Un autre sujet aussi beaucoup abordé ces semaines est l'utilisation de la biomasse. C'est la source d'énergie la plus abondante ici sur la côte. Mais le problème est encore une fois de trouver l'équilibre juste pour l'échelle, penser solution locale plutôt qu'économie d'échelle, viabilité socio-économique plutôt que rentabilité financière de produit alimentaires réorientés au final à la production d'énergie. Comment éviter les pièges des immenses mono-cultures destructrices de l'environnement et de la souveraineté alimentaire ?
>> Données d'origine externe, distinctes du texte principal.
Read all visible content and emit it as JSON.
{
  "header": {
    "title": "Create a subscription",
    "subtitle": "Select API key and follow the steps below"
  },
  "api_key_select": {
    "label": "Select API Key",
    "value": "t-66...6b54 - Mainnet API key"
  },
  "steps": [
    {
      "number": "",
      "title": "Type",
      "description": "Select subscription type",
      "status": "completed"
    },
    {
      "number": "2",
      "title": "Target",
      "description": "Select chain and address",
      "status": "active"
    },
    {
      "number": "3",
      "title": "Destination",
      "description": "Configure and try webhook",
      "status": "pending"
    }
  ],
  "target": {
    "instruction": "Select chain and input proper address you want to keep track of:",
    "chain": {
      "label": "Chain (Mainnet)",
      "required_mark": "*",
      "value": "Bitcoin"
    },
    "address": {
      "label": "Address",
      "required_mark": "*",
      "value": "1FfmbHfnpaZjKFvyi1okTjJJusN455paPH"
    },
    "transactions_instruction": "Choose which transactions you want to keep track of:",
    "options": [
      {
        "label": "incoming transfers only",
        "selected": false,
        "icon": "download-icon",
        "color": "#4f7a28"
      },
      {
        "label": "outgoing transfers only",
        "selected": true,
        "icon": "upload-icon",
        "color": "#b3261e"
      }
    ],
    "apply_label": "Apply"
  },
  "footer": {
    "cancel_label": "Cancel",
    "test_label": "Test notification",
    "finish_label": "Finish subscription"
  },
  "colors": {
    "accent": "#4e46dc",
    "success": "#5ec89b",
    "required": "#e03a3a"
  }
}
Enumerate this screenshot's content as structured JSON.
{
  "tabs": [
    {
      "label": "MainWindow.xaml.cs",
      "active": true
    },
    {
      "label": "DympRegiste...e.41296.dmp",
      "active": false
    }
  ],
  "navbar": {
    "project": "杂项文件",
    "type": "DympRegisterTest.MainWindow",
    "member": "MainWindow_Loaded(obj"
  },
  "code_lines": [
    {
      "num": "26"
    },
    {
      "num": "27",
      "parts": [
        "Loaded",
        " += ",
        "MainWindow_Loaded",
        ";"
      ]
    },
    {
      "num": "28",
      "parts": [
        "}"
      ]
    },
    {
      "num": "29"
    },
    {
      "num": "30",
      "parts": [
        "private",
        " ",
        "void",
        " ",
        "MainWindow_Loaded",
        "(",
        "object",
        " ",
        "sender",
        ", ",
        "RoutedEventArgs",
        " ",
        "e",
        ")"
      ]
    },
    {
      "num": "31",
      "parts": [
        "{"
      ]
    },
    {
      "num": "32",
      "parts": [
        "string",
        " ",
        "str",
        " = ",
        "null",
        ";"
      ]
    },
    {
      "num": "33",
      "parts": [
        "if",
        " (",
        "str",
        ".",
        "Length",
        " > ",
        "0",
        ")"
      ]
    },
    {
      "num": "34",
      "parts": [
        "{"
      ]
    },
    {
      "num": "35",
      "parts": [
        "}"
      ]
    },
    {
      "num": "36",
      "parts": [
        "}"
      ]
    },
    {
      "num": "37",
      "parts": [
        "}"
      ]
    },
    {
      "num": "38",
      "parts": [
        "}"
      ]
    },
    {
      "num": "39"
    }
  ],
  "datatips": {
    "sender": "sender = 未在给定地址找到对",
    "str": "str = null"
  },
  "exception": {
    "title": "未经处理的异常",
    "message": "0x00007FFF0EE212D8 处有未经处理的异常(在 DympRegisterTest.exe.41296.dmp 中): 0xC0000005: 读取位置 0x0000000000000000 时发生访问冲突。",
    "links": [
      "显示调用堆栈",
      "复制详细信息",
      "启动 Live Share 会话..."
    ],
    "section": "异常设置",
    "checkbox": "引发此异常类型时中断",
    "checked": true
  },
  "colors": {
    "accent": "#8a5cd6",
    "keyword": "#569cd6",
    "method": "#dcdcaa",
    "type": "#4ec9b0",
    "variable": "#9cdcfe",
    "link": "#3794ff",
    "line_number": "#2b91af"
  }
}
Une partie de la solution se cache dans l'approche que l'on choisit pour répondre au problème. Un problème qui a des implications sous-jacentes tellement multiples requiert une analyse globale (sociale, économique, environnementale, énergétique). C'est alors qu'apparaissent des notions qui ne sont pas une solution en soi sinon une combinaison intelligente de solutions comme la cogénération, le recyclage et la réutilisation de déchets pour générer de l'énergie, d'arbres déracinés par le dernier ouragan pour générer de l'énergie de manière efficace et sans polluer (gazéification de biomasse), de réutiliser l'eau de pluie avec laquelle on s'est lavé les mains pour la chasse d'eau.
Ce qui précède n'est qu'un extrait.